The Ancient Olympic Games were made in Greece, but it seems the just-concluded Paris 2024 Olympic Games were "made" in China. This is not only because China is one of the top two gold medal winners, but also because a significant portion of the equipment used in the Paris Olympics originated from China.
From table tennis balls and judo mats to Phryges doll mascots, silicon bracelets, LED displays and microchip-embedded footballs, China's contributions to the Games' equipment were extensive. While some of these products may seem basic and low-tech, items like table tennis balls require precise specifications that only China can achieve at a low per-unit cost.
The competitiveness of Chinese products attests to China's meteoric rise in intelligent manufacturing, also known as Industry 4.0. In 2011, at Hannover MESSE, German industrial leader Bosch argued that the future of industry lies in the widespread integration of information and communications technology in production. Chinese leaders immediately recognized the potential of this integration for China's labor-intensive and low value-added manufacturing.
Chinese strategists minutely studied Germany's 2012 "High-Tech Strategy 2020" and invited key German partners to engage in the joint development of Industry 4.0 in China. Jiang Zemin — then Chinese President — had foreseen in a prophetic 1998 academic article the disruptive potential of ICT on industry, describing its effect as a "converter" for methods of development, and a "booster" for upgrading industries. China consequently mobilized and invested aggressively in information and communication infrastructure. Being a world champion in 5G, which is a core pillar of smart manufacturing, China has made significant strides to become a smart manufacturing powerhouse.
Even as overall foreign direct investment (FDI) declines, investment in China's advanced manufacturing continues to rise. The economic data for the first five months of this year show that FDI inflows into smart consumer equipment manufacturing and professional technical services increased by 332.9 percent and 103.1 percent year-on-year respectively. The advancements in intelligent manufacturing are reshaping the Chinese economy and transforming its trade relationships with countries around the world.
Domestically, smart automation enables China to optimize its labor force amid a shrinking working-age population. This demographic challenge, often seen as a negative impact, could become a boon if leveraged correctly. With the productivity gains from intelligent manufacturing, per capita income could rise rapidly. If the Chinese government successfully redistributes these capital gains and invests in an improved welfare system (from hospitals to schools to universities), the overall effect on the country could be decidedly positive.
On the international front, China's Industry 4.0 prowess presents both opportunities and risks. High-quality yet affordable goods from China benefit consumers globally, making them a societal asset. With inflationary pressures in the European Union and the United States driven by high energy costs and the monetary overexpansion of the COVID-19 years, China's competitively priced products can enhance consumer surplus and help alleviate the high cost of living crisis.
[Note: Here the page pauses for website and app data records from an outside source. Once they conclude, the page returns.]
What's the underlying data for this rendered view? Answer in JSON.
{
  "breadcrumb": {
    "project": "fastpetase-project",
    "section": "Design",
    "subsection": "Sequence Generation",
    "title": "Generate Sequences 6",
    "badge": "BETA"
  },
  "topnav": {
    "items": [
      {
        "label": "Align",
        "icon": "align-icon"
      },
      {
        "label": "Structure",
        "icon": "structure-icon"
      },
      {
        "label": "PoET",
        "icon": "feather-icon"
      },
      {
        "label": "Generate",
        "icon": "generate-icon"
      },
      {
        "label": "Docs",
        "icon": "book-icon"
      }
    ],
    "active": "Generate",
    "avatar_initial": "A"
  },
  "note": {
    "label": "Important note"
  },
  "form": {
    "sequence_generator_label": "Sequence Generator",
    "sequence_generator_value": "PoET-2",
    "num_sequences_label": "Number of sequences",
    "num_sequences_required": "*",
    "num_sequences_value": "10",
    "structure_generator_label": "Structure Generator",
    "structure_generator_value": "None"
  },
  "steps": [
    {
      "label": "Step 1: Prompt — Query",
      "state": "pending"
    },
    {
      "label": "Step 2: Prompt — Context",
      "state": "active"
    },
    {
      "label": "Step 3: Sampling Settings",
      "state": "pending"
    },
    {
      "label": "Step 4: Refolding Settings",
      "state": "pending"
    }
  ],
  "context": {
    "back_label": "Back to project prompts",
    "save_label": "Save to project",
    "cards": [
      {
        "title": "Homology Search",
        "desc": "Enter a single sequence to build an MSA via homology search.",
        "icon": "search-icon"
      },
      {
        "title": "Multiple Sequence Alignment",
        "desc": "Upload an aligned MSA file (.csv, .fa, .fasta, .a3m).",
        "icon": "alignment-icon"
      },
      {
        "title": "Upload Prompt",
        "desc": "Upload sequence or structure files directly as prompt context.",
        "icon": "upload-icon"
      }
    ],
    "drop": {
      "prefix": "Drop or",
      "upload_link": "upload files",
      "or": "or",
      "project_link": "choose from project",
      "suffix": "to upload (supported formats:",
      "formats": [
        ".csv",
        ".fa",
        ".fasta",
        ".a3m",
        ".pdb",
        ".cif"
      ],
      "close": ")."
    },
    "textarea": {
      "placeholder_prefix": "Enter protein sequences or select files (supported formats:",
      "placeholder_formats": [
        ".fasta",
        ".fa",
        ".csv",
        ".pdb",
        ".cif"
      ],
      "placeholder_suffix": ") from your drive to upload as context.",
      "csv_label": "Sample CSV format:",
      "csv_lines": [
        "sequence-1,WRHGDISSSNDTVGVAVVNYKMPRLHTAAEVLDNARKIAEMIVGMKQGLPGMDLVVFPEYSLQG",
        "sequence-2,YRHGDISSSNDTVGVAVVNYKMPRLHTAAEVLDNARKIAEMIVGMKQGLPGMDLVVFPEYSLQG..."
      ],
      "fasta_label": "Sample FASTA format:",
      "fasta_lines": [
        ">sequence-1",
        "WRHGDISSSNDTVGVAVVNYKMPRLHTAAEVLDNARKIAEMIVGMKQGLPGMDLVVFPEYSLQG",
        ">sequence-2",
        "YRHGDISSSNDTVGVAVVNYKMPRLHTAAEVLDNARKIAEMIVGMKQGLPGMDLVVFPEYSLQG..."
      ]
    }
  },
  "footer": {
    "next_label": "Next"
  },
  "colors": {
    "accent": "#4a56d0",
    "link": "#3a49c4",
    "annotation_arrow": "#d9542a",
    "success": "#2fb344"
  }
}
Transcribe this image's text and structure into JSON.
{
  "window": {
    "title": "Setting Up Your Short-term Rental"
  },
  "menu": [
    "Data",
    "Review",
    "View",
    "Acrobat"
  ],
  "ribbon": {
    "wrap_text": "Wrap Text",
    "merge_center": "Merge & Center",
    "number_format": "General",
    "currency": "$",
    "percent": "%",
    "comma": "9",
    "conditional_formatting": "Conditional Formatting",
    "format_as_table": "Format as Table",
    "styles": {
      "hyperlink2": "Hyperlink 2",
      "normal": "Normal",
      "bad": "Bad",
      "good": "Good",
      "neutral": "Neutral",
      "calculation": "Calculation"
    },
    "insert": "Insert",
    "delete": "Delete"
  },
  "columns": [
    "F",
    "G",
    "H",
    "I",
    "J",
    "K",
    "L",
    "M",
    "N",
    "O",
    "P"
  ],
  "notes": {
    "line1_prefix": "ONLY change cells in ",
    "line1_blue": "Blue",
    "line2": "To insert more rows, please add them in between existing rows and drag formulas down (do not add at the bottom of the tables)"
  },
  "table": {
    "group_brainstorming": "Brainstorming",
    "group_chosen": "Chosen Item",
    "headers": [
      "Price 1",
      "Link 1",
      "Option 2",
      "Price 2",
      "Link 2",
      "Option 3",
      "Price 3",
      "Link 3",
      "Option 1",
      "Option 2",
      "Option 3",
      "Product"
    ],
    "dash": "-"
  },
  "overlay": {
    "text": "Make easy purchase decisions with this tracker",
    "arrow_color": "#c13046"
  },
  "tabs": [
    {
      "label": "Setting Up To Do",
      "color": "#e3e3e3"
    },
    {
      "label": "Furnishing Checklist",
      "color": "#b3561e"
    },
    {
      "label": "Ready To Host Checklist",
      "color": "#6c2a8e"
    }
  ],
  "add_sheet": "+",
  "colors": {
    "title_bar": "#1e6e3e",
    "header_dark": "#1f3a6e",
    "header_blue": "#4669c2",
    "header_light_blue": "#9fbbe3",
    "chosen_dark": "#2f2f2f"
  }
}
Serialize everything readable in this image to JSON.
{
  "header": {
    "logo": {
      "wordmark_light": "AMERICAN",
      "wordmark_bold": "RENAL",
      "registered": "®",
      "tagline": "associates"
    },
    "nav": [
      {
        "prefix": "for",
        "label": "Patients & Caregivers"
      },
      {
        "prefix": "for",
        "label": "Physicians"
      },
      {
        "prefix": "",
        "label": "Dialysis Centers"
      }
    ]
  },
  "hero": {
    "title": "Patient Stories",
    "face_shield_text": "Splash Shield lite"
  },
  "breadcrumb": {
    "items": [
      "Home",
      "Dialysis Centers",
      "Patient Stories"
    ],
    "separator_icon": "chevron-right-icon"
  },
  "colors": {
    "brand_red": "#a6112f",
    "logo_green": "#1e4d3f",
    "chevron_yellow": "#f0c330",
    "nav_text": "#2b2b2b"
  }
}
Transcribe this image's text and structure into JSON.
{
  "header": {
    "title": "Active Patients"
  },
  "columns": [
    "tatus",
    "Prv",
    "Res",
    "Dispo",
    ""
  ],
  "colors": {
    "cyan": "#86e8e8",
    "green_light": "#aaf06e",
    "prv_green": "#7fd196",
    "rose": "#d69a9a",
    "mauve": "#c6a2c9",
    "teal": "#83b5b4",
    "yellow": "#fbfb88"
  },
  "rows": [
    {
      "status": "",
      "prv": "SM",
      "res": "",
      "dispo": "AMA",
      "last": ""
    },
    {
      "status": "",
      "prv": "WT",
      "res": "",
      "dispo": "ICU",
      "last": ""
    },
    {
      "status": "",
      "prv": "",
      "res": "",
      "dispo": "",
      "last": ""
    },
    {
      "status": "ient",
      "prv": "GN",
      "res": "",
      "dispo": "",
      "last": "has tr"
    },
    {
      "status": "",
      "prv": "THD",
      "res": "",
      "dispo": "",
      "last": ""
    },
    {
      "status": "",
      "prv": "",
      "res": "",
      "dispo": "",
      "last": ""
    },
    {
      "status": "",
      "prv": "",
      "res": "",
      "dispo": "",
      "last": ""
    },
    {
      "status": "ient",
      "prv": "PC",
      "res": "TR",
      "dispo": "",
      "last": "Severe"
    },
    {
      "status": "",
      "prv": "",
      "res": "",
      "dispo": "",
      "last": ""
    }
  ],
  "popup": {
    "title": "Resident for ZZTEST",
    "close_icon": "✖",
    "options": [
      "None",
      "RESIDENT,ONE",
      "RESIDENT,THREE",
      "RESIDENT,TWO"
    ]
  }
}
However, the surge in Chinese exports to the EU and the resulting ballooning trade deficits present a significant challenge for Western leaders who need to prioritize domestic job creation. The EU, which once was a global leader in industries such as automobiles and green energy hardware, now faces China's unmatched competitiveness in these sectors. There is limited political space for maneuver.
There is no panacea to the challenges China faces in its trade relations with the EU and the US. However, while the US views Chinese exports through a geopolitical lens, the EU remains a more objective evaluator of its trade relations with China. This is where the resolution of the recent third plenary session of the 20th Central Committee of the Communist Party of China, which emphasizes the need to raise the share of household disposable income in GDP, could offer an interesting path forward.
Boosting disposable income in China would increase domestic consumption, absorbing part of China's production while also increasing imports due to the propensity of imports to generally increase as disposable incomes rise. Such a shift from investment to consumption will not be immediate or meteoric, but, over time, it could lead to a more balanced trade relationship with the EU, easing the political pressure on EU leaders.
Moreover, China's expertise in smart manufacturing gives the country a powerful tool to invest and create joint-greenfield projects in the EU — an approach likely to be welcomed by Europeans. When Europe enjoyed a clear advantage over China in industrial productivity, China required European companies to invest locally. By emulating this strategy, with Chinese industrial giants investing in Europe, China could help neutralize anti-China protectionist sentiments and create well-paid local jobs.
Unlike the Olympic Games, where referees set and enforce the rules of competition, international affairs lack an overarching authority to impose order. The World Trade Organization, once the arbiter of global trade disputes, now stands crippled as major states obstruct its function. China's progress in smart manufacturing is indisputable. However, its commercial relationship with the EU and the rest of the world will require smart adaptation to the realities of an increasingly protectionist global trade environment.